The Old Fire Station, Hockley, 10 October 2017
“Try to think of the torso as two tennis balls in a sock,” suggested Jake, while holding up two tennis balls in a sock. He was opening Tuesday’s Hockley Life Drawing with an exercise called ‘The Bean’. I was to create 20 separate poses of 30-seconds, each with a different tilt, lean or twist from which the artists would draw only my upper body, in the style of a kidney bean… or two tennis balls in a sock.
It was a curious exercise that I’d not come across before, but it went well, resulting in several wonderful pages full of beans. How many were accurate representations of my torso, I couldn’t say, but it certainly warmed-up our full house of artists. Afterwards we moved on to more traditional life modelling poses, permitting me to be expressive with my limbs. We started with two poses of 5-minutes, and one of 10-minutes.
I stood for both 5-minute poses – leaning backwards and reaching up for the first, then bending double and reaching forwards for the second. For 10-minutes I sat on the floor in a tangle of limbs that owed a debt to Egon Schiele. Surprisingly there was time for only one more pose of 15-minutes before our tea break, so I remained sitting, albeit in a much less complicated arrangement – an act of compassion for anyone struggling.

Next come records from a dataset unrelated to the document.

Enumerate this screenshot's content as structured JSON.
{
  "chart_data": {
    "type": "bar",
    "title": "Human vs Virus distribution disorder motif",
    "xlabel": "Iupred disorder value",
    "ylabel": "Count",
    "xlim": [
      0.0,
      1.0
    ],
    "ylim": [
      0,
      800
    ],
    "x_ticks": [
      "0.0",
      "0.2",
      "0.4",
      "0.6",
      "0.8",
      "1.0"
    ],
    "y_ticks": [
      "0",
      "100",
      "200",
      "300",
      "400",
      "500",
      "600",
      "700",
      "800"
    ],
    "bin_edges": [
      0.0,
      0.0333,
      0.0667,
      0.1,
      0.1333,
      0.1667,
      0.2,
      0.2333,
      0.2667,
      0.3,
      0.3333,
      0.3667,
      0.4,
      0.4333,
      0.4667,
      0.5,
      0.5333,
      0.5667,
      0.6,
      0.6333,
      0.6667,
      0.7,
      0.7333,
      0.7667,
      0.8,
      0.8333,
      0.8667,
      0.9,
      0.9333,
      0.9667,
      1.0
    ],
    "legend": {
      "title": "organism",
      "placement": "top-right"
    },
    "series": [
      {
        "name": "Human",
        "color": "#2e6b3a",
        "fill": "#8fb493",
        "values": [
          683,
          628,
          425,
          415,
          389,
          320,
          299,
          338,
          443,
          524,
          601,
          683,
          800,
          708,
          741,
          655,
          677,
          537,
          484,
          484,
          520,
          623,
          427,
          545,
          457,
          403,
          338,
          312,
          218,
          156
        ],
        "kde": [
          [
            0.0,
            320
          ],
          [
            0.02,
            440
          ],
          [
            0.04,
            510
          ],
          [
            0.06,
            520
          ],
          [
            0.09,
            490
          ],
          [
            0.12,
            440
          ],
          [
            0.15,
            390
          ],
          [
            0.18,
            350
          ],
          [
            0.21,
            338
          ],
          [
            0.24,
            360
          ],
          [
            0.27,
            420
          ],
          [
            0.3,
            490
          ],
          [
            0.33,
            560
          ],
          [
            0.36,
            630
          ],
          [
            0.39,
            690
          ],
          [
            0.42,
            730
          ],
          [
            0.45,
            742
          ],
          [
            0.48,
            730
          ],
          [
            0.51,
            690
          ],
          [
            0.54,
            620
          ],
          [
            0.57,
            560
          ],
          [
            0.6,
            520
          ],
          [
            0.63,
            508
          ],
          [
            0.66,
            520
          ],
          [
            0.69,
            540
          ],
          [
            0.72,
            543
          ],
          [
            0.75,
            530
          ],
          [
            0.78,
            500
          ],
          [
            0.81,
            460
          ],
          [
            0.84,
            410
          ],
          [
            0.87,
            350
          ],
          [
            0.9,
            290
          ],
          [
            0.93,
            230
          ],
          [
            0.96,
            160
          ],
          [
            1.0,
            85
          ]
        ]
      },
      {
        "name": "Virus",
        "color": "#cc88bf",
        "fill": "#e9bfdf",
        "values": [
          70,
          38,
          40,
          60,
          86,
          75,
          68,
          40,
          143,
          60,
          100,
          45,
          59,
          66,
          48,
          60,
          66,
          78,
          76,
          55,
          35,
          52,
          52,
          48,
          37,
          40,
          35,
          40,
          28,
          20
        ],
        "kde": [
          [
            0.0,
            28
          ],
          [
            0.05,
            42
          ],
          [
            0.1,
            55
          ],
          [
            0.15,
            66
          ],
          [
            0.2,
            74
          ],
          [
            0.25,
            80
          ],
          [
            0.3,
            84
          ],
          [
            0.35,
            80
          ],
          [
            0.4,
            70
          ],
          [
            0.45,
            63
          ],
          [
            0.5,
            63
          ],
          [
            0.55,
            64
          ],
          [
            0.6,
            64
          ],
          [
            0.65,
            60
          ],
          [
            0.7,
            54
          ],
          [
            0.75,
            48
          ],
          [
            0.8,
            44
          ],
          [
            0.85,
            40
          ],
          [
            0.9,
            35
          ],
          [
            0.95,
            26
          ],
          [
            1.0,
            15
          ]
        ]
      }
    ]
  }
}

After the interval we completed the session with two poses. First was a standing pose of 15-minutes, with one arm draped across my head and the other crooked behind my back, then finally a reclining pose of half-an-hour – or rather 28-minutes, as a moment was needed to allow a spray of fixative to clear. I included a torso turn so artists could practice their new ‘bean’ skills. Such lovely drawings… these were magic beans.